Votare da cristiani. Escludendo dalla propria scelta tutti coloro che sostengono la "guerra preventiva" e in genere l'inevitabilità della guerra per la storia umana. Si può esser fedeli al comandamento della carità quando, in nome della "civiltà occidentale" si bombarda, si invade, si tortura? Si può praticare la carità assumendo il "libero mercato", la concorrenza spietata, il guadagno a tutti i costi, come unico criterio per la vita sociale? Eppure, molti che sostengono e praticano proprio queste cose si spacciano per "moderati" e chiedono il voto dei cristiani. E' ora di smascherarli e mandarli a casa.

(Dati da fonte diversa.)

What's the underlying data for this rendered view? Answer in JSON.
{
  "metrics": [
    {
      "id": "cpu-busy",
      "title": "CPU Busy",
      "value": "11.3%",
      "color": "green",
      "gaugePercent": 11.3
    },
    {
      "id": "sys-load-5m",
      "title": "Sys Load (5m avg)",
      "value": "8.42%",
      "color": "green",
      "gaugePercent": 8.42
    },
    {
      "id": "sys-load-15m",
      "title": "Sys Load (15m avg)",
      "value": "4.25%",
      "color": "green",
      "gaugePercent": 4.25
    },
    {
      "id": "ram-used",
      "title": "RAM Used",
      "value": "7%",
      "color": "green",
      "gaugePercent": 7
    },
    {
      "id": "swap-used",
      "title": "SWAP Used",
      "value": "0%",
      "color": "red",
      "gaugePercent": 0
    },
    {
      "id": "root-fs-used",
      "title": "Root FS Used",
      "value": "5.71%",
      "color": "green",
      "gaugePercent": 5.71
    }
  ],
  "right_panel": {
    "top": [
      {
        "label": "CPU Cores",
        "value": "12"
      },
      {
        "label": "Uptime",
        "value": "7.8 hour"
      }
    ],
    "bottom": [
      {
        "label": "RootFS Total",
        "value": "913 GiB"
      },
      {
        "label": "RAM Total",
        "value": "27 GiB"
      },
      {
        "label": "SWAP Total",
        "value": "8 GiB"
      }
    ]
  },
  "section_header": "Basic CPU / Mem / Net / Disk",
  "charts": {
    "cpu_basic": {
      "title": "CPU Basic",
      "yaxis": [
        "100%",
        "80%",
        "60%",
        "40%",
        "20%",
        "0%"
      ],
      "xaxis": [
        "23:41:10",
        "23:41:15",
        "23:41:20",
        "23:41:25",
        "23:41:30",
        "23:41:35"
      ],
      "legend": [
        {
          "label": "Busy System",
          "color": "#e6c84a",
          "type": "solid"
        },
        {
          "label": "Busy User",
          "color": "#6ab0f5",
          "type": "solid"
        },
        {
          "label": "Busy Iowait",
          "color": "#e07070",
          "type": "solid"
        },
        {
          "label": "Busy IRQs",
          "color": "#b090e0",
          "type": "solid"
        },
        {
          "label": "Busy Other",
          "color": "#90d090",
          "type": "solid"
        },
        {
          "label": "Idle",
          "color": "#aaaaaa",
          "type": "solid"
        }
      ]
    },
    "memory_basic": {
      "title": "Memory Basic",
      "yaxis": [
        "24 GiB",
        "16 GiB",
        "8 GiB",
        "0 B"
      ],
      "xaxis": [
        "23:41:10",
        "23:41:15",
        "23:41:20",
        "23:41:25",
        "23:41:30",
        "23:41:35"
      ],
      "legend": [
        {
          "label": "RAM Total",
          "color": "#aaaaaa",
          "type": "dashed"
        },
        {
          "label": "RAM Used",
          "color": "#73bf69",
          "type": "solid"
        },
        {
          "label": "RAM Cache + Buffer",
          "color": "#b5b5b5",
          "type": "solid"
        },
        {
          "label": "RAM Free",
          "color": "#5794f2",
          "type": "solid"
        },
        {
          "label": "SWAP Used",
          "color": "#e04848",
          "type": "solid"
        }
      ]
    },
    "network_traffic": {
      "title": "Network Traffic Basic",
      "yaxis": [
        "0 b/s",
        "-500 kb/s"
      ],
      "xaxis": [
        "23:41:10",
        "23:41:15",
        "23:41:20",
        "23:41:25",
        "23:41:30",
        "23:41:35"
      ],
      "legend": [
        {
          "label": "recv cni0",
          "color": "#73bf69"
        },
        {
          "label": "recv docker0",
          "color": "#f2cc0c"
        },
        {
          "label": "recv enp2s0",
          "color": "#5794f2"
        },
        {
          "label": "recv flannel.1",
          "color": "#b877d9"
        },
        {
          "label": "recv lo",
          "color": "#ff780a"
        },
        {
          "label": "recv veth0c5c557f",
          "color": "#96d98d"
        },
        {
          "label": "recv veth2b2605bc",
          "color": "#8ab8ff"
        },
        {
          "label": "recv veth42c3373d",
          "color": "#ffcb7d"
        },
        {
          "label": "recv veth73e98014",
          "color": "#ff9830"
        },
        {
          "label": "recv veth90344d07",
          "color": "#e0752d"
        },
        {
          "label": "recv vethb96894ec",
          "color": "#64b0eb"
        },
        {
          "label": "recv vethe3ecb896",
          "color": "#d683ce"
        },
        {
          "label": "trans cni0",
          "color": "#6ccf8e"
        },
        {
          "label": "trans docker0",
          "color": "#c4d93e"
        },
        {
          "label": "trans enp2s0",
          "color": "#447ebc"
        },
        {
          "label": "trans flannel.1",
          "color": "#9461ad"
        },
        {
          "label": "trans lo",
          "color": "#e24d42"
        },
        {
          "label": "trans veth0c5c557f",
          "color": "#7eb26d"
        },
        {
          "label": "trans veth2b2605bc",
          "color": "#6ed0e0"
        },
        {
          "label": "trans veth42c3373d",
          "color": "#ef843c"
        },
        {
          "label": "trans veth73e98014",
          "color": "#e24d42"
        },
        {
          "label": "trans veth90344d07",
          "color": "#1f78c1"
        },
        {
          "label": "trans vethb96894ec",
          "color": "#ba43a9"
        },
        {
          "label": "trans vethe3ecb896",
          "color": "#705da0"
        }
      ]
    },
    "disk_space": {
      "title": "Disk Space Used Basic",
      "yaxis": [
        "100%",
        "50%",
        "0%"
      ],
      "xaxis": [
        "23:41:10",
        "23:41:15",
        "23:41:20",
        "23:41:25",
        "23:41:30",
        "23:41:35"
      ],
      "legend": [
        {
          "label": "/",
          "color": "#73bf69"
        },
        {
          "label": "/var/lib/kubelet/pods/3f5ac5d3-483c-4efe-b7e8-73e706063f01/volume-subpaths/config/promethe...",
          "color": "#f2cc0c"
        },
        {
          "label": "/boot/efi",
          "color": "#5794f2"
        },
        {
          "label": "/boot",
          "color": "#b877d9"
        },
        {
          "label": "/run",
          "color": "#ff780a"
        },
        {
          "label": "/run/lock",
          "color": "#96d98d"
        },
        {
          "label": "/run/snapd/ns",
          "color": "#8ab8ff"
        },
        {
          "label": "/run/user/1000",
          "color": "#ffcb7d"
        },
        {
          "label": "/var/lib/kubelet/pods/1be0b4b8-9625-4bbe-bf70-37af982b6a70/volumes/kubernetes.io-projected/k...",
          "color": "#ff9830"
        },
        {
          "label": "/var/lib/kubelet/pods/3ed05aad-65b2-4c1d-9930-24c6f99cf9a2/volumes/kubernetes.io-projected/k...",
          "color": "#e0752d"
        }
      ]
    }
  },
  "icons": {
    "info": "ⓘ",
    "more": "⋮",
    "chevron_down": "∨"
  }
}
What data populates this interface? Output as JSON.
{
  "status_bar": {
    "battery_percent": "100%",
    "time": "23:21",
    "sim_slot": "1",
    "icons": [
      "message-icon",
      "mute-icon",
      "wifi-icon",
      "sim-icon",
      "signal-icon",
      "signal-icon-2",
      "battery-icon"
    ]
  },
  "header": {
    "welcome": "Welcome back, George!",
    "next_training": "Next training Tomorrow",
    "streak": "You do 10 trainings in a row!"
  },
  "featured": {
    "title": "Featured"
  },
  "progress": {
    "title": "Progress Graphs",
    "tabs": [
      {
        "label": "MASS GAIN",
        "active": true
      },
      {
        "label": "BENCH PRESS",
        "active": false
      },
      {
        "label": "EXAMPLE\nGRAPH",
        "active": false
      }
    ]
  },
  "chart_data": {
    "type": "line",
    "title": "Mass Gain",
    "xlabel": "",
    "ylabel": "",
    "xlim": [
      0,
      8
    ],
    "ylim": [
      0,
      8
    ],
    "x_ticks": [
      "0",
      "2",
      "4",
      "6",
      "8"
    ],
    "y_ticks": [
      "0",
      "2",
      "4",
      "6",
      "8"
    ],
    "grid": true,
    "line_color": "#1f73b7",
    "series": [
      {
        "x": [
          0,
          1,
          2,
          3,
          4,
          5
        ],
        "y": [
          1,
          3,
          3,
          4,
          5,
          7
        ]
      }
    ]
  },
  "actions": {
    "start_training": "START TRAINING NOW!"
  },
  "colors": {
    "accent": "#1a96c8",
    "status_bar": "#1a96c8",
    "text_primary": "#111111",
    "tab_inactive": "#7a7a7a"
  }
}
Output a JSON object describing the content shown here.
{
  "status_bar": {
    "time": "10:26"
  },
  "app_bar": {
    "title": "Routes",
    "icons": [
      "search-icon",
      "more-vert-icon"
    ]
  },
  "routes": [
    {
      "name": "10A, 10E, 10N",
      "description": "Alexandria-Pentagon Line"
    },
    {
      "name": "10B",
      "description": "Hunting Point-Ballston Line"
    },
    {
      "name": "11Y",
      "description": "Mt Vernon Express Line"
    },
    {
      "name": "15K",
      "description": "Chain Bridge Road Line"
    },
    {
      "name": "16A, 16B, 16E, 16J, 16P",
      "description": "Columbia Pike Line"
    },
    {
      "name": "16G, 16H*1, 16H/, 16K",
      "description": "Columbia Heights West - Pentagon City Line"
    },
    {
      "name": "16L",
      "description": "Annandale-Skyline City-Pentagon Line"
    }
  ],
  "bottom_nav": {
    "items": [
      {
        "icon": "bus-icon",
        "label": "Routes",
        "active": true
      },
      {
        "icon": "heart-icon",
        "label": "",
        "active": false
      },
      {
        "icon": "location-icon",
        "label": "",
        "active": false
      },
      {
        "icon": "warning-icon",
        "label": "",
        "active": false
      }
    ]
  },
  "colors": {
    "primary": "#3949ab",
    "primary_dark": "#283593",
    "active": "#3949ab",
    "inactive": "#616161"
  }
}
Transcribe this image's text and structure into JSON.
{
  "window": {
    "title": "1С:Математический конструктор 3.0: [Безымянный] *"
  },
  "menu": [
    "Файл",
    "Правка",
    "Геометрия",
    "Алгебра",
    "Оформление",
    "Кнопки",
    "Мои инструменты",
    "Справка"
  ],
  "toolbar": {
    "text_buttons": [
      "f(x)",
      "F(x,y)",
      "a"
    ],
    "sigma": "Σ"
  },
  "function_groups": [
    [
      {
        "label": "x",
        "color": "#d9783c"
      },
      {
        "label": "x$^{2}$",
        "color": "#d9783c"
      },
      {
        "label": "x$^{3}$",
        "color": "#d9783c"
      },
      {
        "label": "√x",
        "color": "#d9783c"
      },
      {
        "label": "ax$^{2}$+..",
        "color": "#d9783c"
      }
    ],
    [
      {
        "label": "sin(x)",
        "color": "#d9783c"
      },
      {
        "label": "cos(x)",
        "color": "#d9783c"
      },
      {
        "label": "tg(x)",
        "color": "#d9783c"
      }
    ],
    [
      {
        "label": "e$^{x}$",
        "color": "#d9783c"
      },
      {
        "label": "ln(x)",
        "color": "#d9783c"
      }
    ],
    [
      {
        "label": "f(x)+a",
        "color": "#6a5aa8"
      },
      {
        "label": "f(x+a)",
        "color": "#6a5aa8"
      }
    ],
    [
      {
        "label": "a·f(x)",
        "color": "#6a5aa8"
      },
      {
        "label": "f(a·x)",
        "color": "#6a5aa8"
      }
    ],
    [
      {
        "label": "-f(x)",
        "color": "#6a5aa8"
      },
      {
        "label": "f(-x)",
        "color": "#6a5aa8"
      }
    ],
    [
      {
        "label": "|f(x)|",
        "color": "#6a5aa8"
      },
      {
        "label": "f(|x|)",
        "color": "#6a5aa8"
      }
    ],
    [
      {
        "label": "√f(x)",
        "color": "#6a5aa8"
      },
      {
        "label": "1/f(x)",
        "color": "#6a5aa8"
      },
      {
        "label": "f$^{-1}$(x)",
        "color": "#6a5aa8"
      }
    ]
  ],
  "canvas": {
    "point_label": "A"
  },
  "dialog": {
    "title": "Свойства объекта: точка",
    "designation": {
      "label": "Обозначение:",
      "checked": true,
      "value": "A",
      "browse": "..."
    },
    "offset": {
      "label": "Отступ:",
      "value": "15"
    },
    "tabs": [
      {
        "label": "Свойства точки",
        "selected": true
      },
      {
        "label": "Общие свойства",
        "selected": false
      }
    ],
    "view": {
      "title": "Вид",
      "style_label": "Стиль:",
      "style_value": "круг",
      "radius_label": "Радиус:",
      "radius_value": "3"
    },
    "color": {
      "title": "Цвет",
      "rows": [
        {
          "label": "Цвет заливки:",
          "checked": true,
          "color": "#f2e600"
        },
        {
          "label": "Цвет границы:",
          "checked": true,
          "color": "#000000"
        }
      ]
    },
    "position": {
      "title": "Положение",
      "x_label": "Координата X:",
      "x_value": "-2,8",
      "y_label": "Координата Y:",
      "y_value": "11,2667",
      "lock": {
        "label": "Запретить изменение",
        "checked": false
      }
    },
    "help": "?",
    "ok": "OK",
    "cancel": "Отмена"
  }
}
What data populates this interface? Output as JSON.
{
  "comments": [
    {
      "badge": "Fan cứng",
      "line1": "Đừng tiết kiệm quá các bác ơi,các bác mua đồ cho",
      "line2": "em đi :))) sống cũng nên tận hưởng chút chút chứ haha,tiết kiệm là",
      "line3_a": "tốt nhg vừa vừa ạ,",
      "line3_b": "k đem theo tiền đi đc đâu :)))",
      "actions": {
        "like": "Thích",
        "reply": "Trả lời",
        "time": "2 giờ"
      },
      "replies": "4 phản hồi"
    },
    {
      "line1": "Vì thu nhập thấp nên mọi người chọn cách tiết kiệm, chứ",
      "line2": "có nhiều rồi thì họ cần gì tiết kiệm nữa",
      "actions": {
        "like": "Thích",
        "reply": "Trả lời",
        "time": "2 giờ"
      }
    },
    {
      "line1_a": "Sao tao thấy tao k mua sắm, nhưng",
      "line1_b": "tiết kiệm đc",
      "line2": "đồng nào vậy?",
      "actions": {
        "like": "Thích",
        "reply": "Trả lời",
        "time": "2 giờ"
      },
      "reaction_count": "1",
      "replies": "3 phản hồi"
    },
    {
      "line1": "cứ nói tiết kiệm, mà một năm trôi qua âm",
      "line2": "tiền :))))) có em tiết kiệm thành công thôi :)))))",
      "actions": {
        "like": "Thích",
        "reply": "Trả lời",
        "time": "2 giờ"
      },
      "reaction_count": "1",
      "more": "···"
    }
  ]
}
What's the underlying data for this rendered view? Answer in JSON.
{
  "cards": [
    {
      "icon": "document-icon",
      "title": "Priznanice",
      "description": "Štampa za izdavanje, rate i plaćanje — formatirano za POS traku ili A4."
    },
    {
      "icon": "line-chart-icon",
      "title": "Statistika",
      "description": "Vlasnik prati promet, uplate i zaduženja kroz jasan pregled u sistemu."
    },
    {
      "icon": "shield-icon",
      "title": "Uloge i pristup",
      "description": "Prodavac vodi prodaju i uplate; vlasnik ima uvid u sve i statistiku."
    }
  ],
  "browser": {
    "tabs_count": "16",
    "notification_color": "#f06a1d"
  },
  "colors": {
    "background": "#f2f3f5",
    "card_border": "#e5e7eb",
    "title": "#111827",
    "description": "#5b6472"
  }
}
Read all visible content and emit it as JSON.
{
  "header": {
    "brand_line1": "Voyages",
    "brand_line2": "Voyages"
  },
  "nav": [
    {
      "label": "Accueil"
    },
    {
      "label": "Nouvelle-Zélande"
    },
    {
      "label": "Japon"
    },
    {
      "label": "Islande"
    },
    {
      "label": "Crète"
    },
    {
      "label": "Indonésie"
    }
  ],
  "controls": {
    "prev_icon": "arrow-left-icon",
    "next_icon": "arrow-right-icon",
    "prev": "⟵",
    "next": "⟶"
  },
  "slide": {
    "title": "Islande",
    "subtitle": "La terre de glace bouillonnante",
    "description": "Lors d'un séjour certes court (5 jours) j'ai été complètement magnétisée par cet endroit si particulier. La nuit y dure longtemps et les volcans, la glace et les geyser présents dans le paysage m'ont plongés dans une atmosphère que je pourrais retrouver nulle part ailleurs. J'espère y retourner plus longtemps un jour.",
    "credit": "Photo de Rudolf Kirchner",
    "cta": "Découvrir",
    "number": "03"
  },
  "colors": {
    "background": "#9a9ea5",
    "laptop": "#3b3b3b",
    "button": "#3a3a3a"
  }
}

Proprio perché cerco di essere cristiano, ho scelto di candidarmi alle elezioni europee con il Partito dei Comunisti italiani. Nessuno scandalo - il comunismo "reale", quello di Stalin, è morto. Proprio per questo possiamo riscoprire il comunismo ideale, per una società amichevole, tollerante, dove non trionfino più l'egoismo e la violenza.